The tragedy unfolding in Iran today is not only political; it is civilizational. One of the world’s oldest and richest cultures has been reduced to a suffocating security state controlled by aging ideologues terrified of their own population. The regime fears women refusing compulsory hijab, students demanding freedom, workers demanding unpaid salaries, journalists carrying cameras, and grieving parents asking why their children were murdered in the streets.
That fear explains the executions. That fear explains the internet shutdowns. That fear explains the endless arrests. And that fear explains why the regime responds to peaceful demonstrations with bullets instead of dialogue.

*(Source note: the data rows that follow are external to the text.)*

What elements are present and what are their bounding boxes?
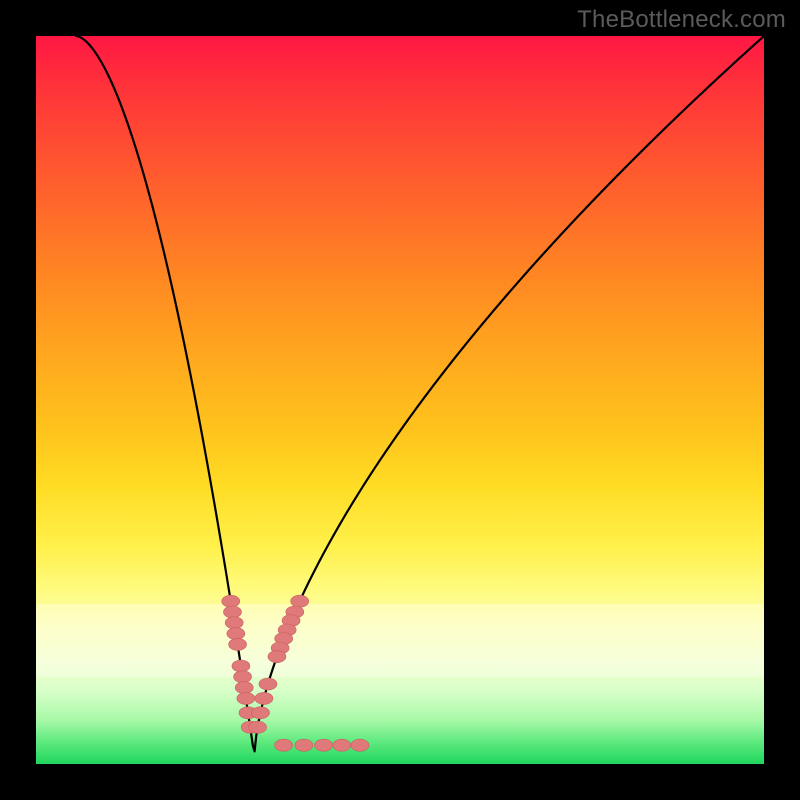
bead-marker xyxy=(255,692,273,704)
bead-markers xyxy=(222,595,369,751)
bead-marker xyxy=(268,651,286,663)
bead-marker xyxy=(227,628,245,640)
bead-marker xyxy=(232,660,250,672)
bead-marker xyxy=(333,739,351,751)
stage: TheBottleneck.com xyxy=(0,0,800,800)
bead-marker xyxy=(315,739,333,751)
bead-marker xyxy=(251,707,269,719)
plot-svg xyxy=(36,36,764,764)
bottleneck-curve xyxy=(76,36,764,751)
bead-marker xyxy=(223,606,241,618)
bead-marker xyxy=(237,692,255,704)
bead-marker xyxy=(259,678,277,690)
plot-frame xyxy=(36,36,764,764)
watermark-text: TheBottleneck.com xyxy=(577,6,786,34)
bead-marker xyxy=(291,595,309,607)
bead-marker xyxy=(351,739,369,751)
bead-marker xyxy=(235,682,253,694)
bead-marker xyxy=(275,739,293,751)
bead-marker xyxy=(229,638,247,650)
bead-marker xyxy=(222,595,240,607)
bead-marker xyxy=(249,721,267,733)
bead-marker xyxy=(295,739,313,751)
bead-marker xyxy=(234,671,252,683)
bead-marker xyxy=(225,617,243,629)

At the same time, the growing unity among Iranians abroad has begun to create a new political momentum centered around national solidarity and the rejection of ideological extremism. In recent years, Crown Prince Reza Pahlavi has increasingly emerged as a unifying figure for many Iranians seeking a democratic and secular future beyond the Islamic Republic. Whether inside Iran or across the diaspora, many citizens now view him not simply as a political personality, but as a symbol of national continuity, stability, and transition beyond the current system.

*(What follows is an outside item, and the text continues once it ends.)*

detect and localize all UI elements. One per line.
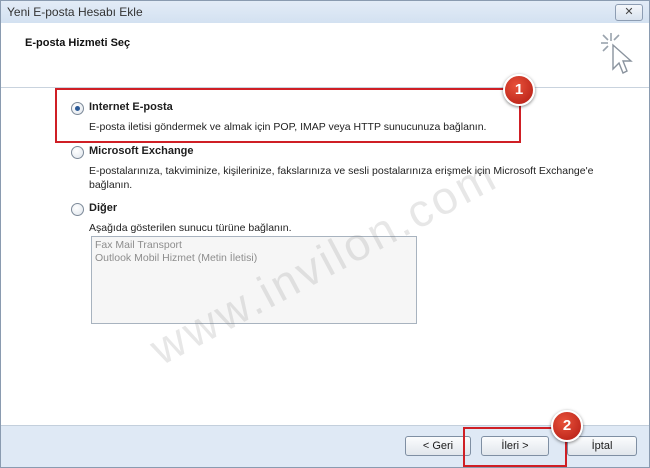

The significance of these global demonstrations therefore extends far beyond ordinary political protest. They represent the collective voice of a nation demanding to be heard after decades of repression and silence. They also expose the complete moral bankruptcy of a regime that has lost not only international credibility, but increasingly its own society.
The free world must recognize that the Iranian people are not asking for charity or symbolic statements. They are demanding recognition of a simple truth: an entire nation has effectively been taken hostage by a violent ideological regime that survives through repression alone.
History will remember these demonstrations. It will remember the Iranians who marched peacefully across the world while their compatriots suffered under executions and censorship at home. And it will also remember which governments chose to stand with the Iranian people and which continued offering legitimacy, negotiations, and political oxygen to one of the most repressive regimes of the modern era.
Despite censorship, prisons, executions, and violence, the voice of the Iranian nation continues to rise. From Tehran to Toronto, from Shiraz to Stockholm, from Isfahan to Los Angeles, millions of Iranians are sending the same message to the world:
Iran does not belong to the Islamic Republic. Iran belongs to its people.